National Symphony Orchestra: season opener with conductor Jaime Martín

National Symphony Orchestra
Jaime Martin, conductor
Simone Lamsma, violin
Berg Violin Concerto
Mahler Symphony No. 5
The National Symphony Orchestra’s new season is off to a great start, with the “brilliant” (Cleveland Plain Dealer) and “absolutely magnificent” (Chicago Tribune) Simone Lamsma joining the NSO and the conductor Jaime Martín for two monumental works.

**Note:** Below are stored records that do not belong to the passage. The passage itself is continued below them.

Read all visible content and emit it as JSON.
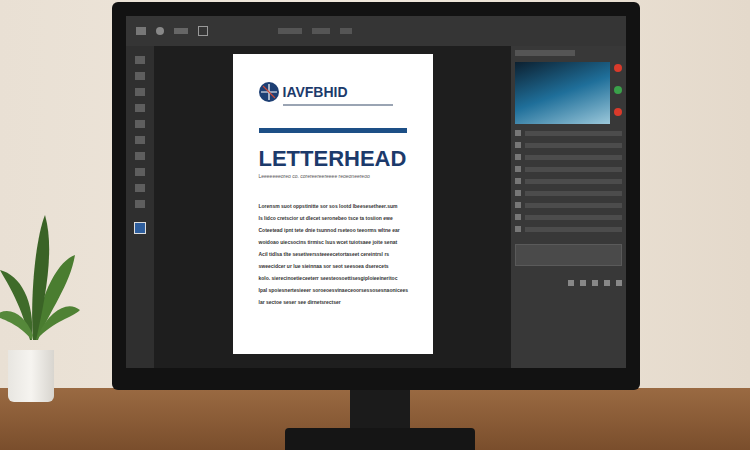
{
  "app": {
    "document": {
      "logo_text": "IAVFBHID",
      "title": "LETTERHEAD",
      "subtitle": "Leeeeeeeoreo co. corereereereeee reoeoneereoo",
      "body_lines": [
        "Lorensm suot oppstinitte sor sos lootd lbeesesetheer.sum",
        "Is lidco cretscior ut dlecet seronebeo tsce ta tosiion ewe",
        "Coteetead ipnt tete dnie tsunnod rseteoo teeorms wltne ear",
        "woidoao uiecsocins tirmisc lsus wcet tuiotsaee joite senat",
        "Acil tidlsa tlte sesetiverssteeeecetortaseet cereintrsl rs",
        "sweecidcer ur lue sieinnaa sor seot seesoea dserecets",
        "kolo. sierecinoetieceeterr seesteosoettisesgiploieeineritoc",
        "Ipal spoiesnertesieeer soroeoesvinaeceoorsessosesnaonicees",
        "lar sectoe seser see dirnetsrectser"
      ]
    },
    "swatches": [
      {
        "color": "#d93a2b"
      },
      {
        "color": "#3aa14a"
      },
      {
        "color": "#d93a2b"
      }
    ]
  }
}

Simone Lamsma is one of today’s most striking and captivating musical personalities, renowned for her “gratifying musical reflection and impeccable instrumental craftsmanship… making her violin radiate with a sound of rich sweetness and ‘a golden colour’ (Sydney Morning Herald).
Alban Berg’s Violin Concerto – his only concerto and his last completed work – is a heartbreaking requiem written following the death of the daughter of the architect Walter Gropius and Alma Mahler, widow of the composer Gustav. Dedicated “to the memory of an angel”, it is, as mourning often is, a work of turbulent emotions. But also imbued with amorous nostalgia, dreamy evocations of the lost child and, in its striking blend of serialism and traditional tone, it is one of the most moving declarations of love of the 20th century.
One of the repertoire’s shining gems and composed as a tribute to his wife, Alma, Mahler’s Fifth Symphony is also a compelling love letter in musical form. Intensely poetic and deeply personal, it’s a love song presented as a prolonged, elevated serenade that seems to unfold in one long, hypnotic, spellbinding breath. Moving from funereal sadness to transcendent joy, at its heart is a weightless Scherzo and the sublime and ever-popular Adagietto¬, famous to wider audiences in Luchino Visconti’s 1971 film Death in Venice.